Surface plasmon resonance (SPR) is an advanced biosensing technique that can quantify molecular binding dynamics in real-time. Ligands are immobilized on a biosensor chip, and analytes in solution flow over the surface [24]. Binding events cause changes in the refractive index near the sensor surface, which are detected as shifts in the resonance angle, enabling precise measurement of association/dissociation rates without the need for labeling. SPR allows for high-sensitivity detection (down to pM-level binding affinities) and supports the comparative analysis of binding kinetics (e.g., association/dissociation rates) and thermodynamics (e.g., equilibrium constants) of structurally related compounds [25]. The most prominent limitation lies in the intrinsic structural complexity of proteins. For membrane proteins that require preservation of their native conformation, such as G protein–coupled receptors (GPCRs) or ion channels, maintaining functional integrity during SPR analysis remains a substantial challenge, thereby impeding accurate characterization of protein–ligand interactions. In the limited number of reported cases, a common strategy involves engineering short peptide tags (e.g., His-tags) as immobilization sites to minimize structural disruption. For example, the GPCR was immobilized via a His-tagged system, where a specific anti-His10 antibody was pre-coupled to the sensor chip surface for protein capture [26]. However, this approach significantly increases experimental complexity and failure rates due to issues with tag accessibility and antibody compatibility. Another critical challenge arises from high-refractive-index buffer systems containing glycerol or DMSO, which introduce significant signal interference. Although dynamic background subtraction can partially mitigate this issue, experiments become infeasible beyond threshold concentrations of these additives. A further unavoidable constraint is the prohibitively high cost of SPR instrumentation [27]. Acquisition and maintenance expenses often exceed the budgetary capacity of small laboratories, limiting broader access to this technology.

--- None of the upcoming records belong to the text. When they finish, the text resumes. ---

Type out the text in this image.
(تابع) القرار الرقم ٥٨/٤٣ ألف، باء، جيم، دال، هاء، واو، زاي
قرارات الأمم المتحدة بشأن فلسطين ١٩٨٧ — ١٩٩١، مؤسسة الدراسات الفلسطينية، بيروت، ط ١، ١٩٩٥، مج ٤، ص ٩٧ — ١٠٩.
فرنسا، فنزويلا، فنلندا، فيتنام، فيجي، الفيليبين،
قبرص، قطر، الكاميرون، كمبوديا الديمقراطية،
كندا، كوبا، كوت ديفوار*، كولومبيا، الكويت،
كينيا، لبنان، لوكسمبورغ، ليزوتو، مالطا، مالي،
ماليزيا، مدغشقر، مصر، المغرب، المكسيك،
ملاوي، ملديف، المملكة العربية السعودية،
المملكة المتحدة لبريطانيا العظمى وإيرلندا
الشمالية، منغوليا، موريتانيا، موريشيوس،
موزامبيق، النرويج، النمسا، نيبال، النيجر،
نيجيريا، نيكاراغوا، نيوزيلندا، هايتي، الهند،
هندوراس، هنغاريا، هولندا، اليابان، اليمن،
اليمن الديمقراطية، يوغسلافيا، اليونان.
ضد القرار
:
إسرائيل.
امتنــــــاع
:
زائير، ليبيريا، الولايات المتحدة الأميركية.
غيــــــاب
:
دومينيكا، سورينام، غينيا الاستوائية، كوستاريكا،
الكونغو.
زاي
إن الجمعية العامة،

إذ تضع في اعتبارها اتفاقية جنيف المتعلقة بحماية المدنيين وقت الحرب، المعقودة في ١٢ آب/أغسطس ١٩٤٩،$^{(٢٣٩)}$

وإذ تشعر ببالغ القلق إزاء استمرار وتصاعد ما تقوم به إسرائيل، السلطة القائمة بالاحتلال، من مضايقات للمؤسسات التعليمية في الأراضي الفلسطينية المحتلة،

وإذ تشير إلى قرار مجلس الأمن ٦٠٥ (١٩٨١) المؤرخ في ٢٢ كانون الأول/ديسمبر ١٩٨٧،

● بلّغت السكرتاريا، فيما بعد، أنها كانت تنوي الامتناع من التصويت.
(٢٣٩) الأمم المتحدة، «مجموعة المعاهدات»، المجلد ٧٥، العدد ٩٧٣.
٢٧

Despite these limitations, SPR remains a highly versatile tool for investigating molecular interactions. Its key advantages include broad applicability to structurally simple proteins, label-free detection, real-time kinetic monitoring, and minimal sample consumption. SPR also possesses inherent potential for high-throughput screening: under conditions that preserve protein activity, sequential injection of multiple analytes can be achieved. However, for scenarios involving diverse protein–analyte combinations, the implementation of high-throughput workflows requires either multiple sensor chips or advanced instrument configurations that facilitate the parallel immobilization of tens to hundreds of proteins on a single chip. Its real-time and high-throughput interaction data make it an essential tool for screening high-affinity binding sites in bioactive molecules [28]. In the exploration of interactions between sugars and proteins, this technology has seen broad and successful applications [29–31].

In this study, we employed an SPR-based assay to screen high-efficiency mutants of KpACE and explore its interaction with CPS. This not only helps to identify the enzymatic catalytic site of KpACE but also provides critical insights into potential therapeutic targets to mitigate bacterial virulence. The findings of this study underscore the importance of SPR in revealing the molecular mechanisms of enzyme–CPS interactions and contribute to drug discovery and development.